Malgrado la dissoluzione dell’ex Unione Sovietica, in Ucraina sopravvive una vera e propria icona della Guerra Fredda: “il sistema Duga (arco in russo) era un complesso di enormi antenne in grado di rilevare il lancio di missili a grande distanza dislocato sul territorio sovietico. Una di queste antenne è posizionata nei pressi di Chernobyl e, contrariamente ad altre basi dell’ex URSS dismesse o abbandonate e quindi saccheggiate negli anni, quella che custodiva Duga-3 trovandosi a pochi chilometri dalla centrale nucleare esplosa, essendo finita nella zona di esclusione, è rimasta praticamente intatta. Sono ancora visibili i murales con i disegni del realismo socialista, poster con falce e martello, apparecchi radio dell’epoca, mentre sull’antenna, praticamente integra, mi sono arrampicato ma non fino in cima. Lo farò la prossima volta perché di una cosa son certo – sottolinea Alex Emiliani – questo è un viaggio da rifare per condividere la potenza di queste emozioni con chi ami”.
Mentre la natura sta riprendendo possesso della zona di esclusione, e la foresta rossa si allarga, la centrale nucleare è ancora operativa e vi lavorano circa mille persone: “abbiamo visitato il reattore 3 e la sua sala comandi, del tutto simile a quella del numero quattro.
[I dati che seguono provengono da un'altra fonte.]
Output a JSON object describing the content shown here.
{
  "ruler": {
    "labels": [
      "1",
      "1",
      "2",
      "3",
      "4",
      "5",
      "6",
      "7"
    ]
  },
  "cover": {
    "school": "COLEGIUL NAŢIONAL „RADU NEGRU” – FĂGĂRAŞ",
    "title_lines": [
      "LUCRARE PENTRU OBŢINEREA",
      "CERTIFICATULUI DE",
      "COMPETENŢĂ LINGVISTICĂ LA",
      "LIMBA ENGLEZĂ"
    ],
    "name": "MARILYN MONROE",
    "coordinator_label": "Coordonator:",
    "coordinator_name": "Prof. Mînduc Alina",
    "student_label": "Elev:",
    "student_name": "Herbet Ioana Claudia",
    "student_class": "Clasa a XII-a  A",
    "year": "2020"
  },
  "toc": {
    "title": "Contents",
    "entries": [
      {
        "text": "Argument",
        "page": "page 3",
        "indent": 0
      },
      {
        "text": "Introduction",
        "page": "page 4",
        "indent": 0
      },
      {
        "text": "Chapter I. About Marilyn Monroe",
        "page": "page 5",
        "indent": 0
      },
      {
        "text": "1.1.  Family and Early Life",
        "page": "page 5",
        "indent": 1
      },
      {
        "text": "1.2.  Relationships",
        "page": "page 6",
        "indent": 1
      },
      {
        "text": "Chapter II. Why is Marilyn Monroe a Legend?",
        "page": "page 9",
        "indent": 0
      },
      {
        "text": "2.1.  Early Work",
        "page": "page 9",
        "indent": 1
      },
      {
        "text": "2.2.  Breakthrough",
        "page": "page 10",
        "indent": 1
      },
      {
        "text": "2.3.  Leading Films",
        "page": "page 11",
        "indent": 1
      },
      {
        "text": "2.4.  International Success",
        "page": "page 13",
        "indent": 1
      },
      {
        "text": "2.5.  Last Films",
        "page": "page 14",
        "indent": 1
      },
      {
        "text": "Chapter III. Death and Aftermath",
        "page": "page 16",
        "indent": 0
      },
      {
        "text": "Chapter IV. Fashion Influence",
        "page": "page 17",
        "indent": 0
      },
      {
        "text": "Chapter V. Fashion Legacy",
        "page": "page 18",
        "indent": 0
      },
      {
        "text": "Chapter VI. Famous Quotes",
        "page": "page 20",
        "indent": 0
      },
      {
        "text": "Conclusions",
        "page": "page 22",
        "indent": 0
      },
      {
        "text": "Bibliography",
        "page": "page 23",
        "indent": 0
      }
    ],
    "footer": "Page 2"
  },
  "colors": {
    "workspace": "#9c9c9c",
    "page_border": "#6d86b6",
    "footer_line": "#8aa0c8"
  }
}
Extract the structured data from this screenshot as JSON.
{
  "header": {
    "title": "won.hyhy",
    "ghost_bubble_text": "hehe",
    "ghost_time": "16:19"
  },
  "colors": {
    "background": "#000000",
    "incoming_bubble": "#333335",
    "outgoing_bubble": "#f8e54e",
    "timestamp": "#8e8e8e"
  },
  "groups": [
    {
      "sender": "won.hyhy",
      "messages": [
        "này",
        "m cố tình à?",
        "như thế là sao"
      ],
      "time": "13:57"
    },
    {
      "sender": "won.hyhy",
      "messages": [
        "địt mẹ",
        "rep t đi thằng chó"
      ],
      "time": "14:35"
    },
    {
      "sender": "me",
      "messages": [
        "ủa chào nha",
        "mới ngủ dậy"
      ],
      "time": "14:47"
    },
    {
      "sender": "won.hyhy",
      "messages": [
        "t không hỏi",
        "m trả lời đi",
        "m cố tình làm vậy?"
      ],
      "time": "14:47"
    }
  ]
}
Le parole non rendono la forza di un’esperienza simile”.
Oggi un gigantesco arco di acciaio avvolge il sarcofago che a sua volta racchiude il reattore n.4 della centrale nucleare di Chernobyl, distrutto nella fusione seguita a due scoppi nella notte del 26 aprile 1986. Di lui restano 13mila tonnellate di “lava” radioattiva, il combustibile nucleare – 192 tonnellate di uranio – mescolato alle componenti del reattore fuso, al piombo, alla sabbia e all’acido borico gettati dagli elicotteri per bloccare l’incendio e il rilascio di polvere radioattiva.
Tanti gli interrogativi, poche le risposte. Perché quella è una storia fatta di errori, orrori, silenzi e omissioni. Qualcuno però ha deciso di fare ritorno nella zona morta, ha accettato di essere rinnegato dal proprio Governo in cambio di 50 euro al mese di pensione: “le due babooshka che abbiamo incontrato ci hanno accolto con una rara ospitalità – sorride Alex – vivono con poco più di niente eppure condividono tutto ciò che possiedono. Queste persone hanno perso tutto ma non la propria dignità né, tantomeno, il coraggio di andare avanti. Nonostante tutto”.